Толпа малолетних бандитов оживленно загомонила при упоминании денег.
— Не стою я никаких денег, — я вынужден был разочаровать окружающих, пока их ожидания не зашли слишком далеко, — иначе кто бы меня уборщиком поставил работать?
— Ты про руну знаешь, — не согласился парень, — разморозка обычно говорить не может, у них все мозги отмораживаются, а ты связно болтаешь. Нет, башка, с тебя явно можно кое-что поиметь!
Не вступая в дальнейшие споры, я врубил спасательную кнопку «SOS».
Глава 6
Обещанные двести рублей штрафа за вызов милиции мне было чертовски жалко, тем более, что столько средств у меня в наличии и не имелось. Придется влезать в кредит, а с такой работкой мне много не заработать, это сразу понятно.

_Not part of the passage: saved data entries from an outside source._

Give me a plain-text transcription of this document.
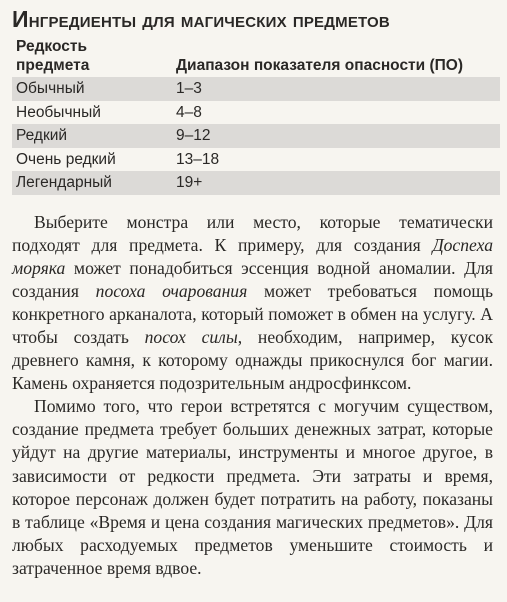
Ингредиенты для магических предметов
Редкость
предмета	Диапазон показателя опасности (ПО)
Обычный	1–3
Необычный	4–8
Редкий	9–12
Очень редкий	13–18
Легендарный	19+

Выберите монстра или место, которые тематически подходят для предмета. К примеру, для создания Доспеха моряка может понадобиться эссенция водной аномалии. Для создания посоха очарования может требоваться помощь конкретного арканалота, который поможет в обмен на услугу. А чтобы создать посох силы, необходим, например, кусок древнего камня, к которому однажды прикоснулся бог магии. Камень охраняется подозрительным андросфинксом.

Помимо того, что герои встретятся с могучим существом, создание предмета требует больших денежных затрат, которые уйдут на другие материалы, инструменты и многое другое, в зависимости от редкости предмета. Эти затраты и время, которое персонаж должен будет потратить на работу, показаны в таблице «Время и цена создания магических предметов». Для любых расходуемых предметов уменьшите стоимость и затраченное время вдвое.
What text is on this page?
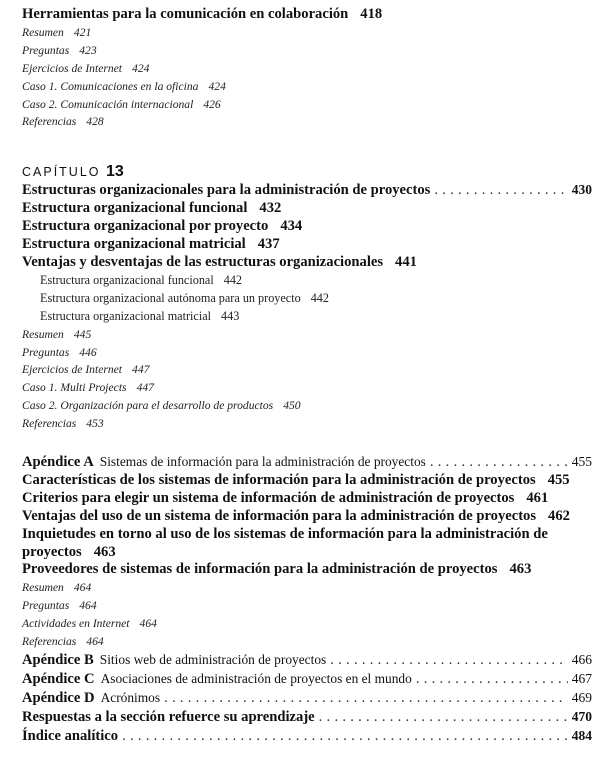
Herramientas para la comunicación en colaboración 418
Resumen 421
Preguntas 423
Ejercicios de Internet 424
Caso 1. Comunicaciones en la oficina 424
Caso 2. Comunicación internacional 426
Referencias 428
CAPÍTULO 13
Estructuras organizacionales para la administración de proyectos . . .	430
Estructura organizacional funcional 432
Estructura organizacional por proyecto 434
Estructura organizacional matricial 437
Ventajas y desventajas de las estructuras organizacionales 441
Estructura organizacional funcional 442
Estructura organizacional autónoma para un proyecto 442
Estructura organizacional matricial 443
Resumen 445
Preguntas 446
Ejercicios de Internet 447
Caso 1. Multi Projects 447
Caso 2. Organización para el desarrollo de productos 450
Referencias 453
Apéndice A Sistemas de información para la administración de proyectos . . .	455
Características de los sistemas de información para la administración de proyectos 455
Criterios para elegir un sistema de información de administración de proyectos 461
Ventajas del uso de un sistema de información para la administración de proyectos 462
Inquietudes en torno al uso de los sistemas de información para la administración de proyectos 463
Proveedores de sistemas de información para la administración de proyectos 463
Resumen 464
Preguntas 464
Actividades en Internet 464
Referencias 464
Apéndice B Sitios web de administración de proyectos . . .	466
Apéndice C Asociaciones de administración de proyectos en el mundo . . .	467
Apéndice D Acrónimos . . .	469
Respuestas a la sección refuerce su aprendizaje . . .	470
Índice analítico . . .	484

— Всем стоять, работает милиция! — жесткий голос, многократно усиленный мощными динамиками, разнесся по округе.
Надо признать, стражи порядка прибыли быстро, почти мгновенно. Не прошло и минуты, как вокруг завыли милицейские сирены, и во дворе показались люди в усиленной экзо-броне и с оружием в руках. В воздухе, словно из ниоткуда, материализовался и завис неизвестный мне летательный аппарат с крупной надписью на боку «Милиция Града».
Подростки, которые как раз обдумывали вслух, как лучше распилить меня на части, чтобы сподручнее добраться до головы под защитным куполом, на мгновение оторопели, а потом бросились врассыпную, но не тут то было.
Милицейские мордовороты умело использовали ловчие сети с мелкой металлической ячейкой, которыми они выстреливали прямо из бронированных перчаток.
— Сдал нас, сука! — Ржа прыгнул на меня с заточкой в руке, но что может заточка против металлического корпуса.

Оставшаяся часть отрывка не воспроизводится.